Coherence Filtering Improving WCSB Viking Channel Delineation

A WCSB operator interpreting a 220 km2 3D seismic dataset over a Viking Formation tight oil play in central Alberta found that raw-stack coherence attribute maps showed extensive salt-and-pepper noise artifacts at the 12.5 m trace spacing level that made channel boundary identification ambiguous over 40 percent of the survey area. A dip-steered coherence filter using GST dip estimation and a 5x5 trace, 12 ms bilateral edge-preserving filter applied 3 times reduced the NRMS noise level from 22 percent to 8 percent in the Viking Formation time window.
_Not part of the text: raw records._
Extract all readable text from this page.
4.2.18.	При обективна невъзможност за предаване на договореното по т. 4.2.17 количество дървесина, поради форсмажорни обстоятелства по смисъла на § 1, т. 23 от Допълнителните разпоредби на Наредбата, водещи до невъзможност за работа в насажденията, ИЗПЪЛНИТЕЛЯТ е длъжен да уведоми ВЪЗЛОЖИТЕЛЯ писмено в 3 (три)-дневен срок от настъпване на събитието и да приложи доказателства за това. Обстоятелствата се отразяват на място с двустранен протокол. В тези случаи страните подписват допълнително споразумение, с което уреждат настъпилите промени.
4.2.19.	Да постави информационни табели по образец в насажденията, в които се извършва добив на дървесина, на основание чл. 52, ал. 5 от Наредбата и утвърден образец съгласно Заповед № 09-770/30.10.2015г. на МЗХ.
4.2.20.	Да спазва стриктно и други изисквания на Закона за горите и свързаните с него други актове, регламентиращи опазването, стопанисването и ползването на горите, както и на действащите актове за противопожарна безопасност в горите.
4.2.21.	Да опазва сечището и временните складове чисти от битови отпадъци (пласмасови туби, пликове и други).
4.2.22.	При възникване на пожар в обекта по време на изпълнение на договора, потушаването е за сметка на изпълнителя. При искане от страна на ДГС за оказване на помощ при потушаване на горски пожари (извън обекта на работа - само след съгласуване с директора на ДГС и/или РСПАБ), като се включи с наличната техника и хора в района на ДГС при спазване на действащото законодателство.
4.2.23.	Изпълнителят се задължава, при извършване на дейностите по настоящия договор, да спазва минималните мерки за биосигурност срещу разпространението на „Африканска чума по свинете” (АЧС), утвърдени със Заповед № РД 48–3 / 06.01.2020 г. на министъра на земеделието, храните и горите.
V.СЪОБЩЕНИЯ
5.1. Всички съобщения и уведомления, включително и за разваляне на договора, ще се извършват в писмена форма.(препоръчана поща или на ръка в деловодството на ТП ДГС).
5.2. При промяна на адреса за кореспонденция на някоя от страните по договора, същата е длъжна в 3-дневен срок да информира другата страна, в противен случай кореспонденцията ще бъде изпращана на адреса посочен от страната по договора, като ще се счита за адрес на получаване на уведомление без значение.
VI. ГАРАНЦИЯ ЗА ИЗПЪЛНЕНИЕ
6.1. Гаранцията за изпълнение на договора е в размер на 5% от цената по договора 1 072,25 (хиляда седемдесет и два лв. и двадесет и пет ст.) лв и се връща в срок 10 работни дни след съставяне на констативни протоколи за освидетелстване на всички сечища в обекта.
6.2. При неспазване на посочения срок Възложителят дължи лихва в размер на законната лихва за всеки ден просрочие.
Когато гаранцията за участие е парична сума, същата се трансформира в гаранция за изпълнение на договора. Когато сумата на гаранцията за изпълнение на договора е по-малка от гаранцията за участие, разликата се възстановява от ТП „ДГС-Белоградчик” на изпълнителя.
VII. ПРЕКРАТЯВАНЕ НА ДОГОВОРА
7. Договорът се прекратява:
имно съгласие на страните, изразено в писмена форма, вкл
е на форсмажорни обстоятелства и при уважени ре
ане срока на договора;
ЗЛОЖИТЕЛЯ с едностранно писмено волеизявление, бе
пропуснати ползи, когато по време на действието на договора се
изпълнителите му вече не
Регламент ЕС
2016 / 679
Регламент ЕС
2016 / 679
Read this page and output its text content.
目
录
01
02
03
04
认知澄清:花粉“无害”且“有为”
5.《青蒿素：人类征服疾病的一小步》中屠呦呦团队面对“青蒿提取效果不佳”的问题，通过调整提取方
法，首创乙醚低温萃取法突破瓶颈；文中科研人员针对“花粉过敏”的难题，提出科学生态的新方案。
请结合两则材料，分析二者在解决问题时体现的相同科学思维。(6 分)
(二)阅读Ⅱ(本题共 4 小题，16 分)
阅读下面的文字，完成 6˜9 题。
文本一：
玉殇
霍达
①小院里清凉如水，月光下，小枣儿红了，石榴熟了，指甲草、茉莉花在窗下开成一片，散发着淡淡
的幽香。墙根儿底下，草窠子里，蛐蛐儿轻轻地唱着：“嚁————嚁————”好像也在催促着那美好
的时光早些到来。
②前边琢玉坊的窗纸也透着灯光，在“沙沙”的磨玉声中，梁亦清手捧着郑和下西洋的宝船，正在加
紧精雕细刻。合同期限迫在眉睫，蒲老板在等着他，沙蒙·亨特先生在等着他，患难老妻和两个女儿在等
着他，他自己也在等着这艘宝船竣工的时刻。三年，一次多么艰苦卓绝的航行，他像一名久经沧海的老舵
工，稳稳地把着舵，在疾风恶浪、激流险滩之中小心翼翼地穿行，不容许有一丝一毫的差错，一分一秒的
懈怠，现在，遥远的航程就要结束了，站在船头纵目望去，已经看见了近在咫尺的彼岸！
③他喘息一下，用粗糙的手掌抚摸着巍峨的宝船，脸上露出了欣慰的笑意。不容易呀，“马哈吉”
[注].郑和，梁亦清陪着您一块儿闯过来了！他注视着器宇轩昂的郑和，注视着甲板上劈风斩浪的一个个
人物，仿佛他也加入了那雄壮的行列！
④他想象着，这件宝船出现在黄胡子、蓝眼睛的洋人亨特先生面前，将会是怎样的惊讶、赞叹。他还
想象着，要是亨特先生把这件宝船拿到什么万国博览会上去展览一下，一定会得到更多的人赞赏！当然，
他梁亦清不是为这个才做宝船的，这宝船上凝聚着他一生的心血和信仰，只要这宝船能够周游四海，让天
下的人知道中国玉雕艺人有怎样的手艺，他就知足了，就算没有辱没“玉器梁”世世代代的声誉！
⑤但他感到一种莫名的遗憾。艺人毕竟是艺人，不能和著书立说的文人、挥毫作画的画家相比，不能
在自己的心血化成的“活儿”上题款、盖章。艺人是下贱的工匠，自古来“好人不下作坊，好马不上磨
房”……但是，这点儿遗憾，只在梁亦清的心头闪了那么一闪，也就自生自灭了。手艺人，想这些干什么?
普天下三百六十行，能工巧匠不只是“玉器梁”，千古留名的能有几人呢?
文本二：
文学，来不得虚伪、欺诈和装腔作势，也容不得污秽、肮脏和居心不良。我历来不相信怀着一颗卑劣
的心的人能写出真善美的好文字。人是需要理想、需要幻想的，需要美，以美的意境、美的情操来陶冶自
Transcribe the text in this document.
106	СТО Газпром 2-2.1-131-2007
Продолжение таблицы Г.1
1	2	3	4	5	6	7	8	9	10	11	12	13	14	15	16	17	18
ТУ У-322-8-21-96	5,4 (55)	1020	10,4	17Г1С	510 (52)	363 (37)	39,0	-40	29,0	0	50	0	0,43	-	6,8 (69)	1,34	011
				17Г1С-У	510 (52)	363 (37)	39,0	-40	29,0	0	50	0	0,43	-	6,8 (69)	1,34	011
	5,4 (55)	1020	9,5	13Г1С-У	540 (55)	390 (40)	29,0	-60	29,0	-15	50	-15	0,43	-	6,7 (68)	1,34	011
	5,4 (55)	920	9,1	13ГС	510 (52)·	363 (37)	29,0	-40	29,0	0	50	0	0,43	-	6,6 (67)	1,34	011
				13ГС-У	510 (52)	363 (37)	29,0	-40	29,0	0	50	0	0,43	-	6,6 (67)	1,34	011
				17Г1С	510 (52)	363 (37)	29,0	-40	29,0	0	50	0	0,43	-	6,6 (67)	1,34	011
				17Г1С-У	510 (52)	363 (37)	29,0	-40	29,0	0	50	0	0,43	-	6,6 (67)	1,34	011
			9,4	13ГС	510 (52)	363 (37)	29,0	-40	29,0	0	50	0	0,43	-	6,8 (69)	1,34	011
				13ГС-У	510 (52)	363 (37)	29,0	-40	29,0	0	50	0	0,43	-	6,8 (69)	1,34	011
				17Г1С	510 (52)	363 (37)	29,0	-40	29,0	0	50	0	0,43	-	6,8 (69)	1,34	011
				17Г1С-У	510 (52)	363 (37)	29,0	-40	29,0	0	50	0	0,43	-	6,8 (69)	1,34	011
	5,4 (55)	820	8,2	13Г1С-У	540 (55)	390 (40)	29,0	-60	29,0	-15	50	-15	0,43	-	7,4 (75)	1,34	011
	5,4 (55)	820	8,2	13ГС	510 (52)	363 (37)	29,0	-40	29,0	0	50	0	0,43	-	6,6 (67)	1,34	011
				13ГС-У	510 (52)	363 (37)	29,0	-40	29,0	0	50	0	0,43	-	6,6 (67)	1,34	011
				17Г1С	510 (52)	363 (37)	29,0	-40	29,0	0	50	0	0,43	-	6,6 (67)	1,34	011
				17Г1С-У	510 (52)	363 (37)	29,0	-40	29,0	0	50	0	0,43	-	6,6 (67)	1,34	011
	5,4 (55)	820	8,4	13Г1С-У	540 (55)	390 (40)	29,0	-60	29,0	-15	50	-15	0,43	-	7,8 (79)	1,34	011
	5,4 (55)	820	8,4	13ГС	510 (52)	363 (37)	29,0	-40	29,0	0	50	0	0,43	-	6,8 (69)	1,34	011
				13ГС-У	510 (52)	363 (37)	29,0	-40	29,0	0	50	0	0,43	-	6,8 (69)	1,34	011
Post-filter coherence maps resolved two additional meandering channel systems not visible in the pre-filter volume, covering 18 km2 of productive Viking sandstone. Well control at 8 locations confirmed the channel geometry predicted by the filtered coherence map within 50 m in 7 of 8 cases. The horizontal well program targeting the two new channels (4 wells, 1,400 m lateral length each) achieved an average 12-month production of 3,200 barrels of oil equivalent per well, compared to 2,100 barrels for the pre-filter-guided wells drilled in the first phase of the program, a 52 percent improvement attributed to more accurate channel steering enabled by the coherence filtering workflow.

Related Terms

Coherence is both the attribute coherence filtering enhances and the measure used in edge-preserving filter variants to weight smoothing; dip-steered filtering improves coherence attribute maps used for WCSB fault and channel interpretation. Seismic attribute extraction in WCSB 3D programs requires coherence filtering as a pre-conditioning step; without dip-steered smoothing, noise-induced false anomalies in coherence, curvature, and spectral decomposition lead to misinterpretation of structural and stratigraphic features. Dip estimation is the prerequisite for coherence filtering; accuracy of GST, PWD, or semblance-scanned dip fields controls filter effectiveness in WCSB complex-structure areas. Time-lapse seismic (4D) WCSB SAGD monitoring requires identical coherence filtering of baseline and monitor surveys before subtraction; different dip fields for each vintage create false 4D anomalies. Structure-oriented filtering is a synonym for coherence filtering; both describe dip-steered noise attenuation along geological reflection surfaces rather than horizontal time slices.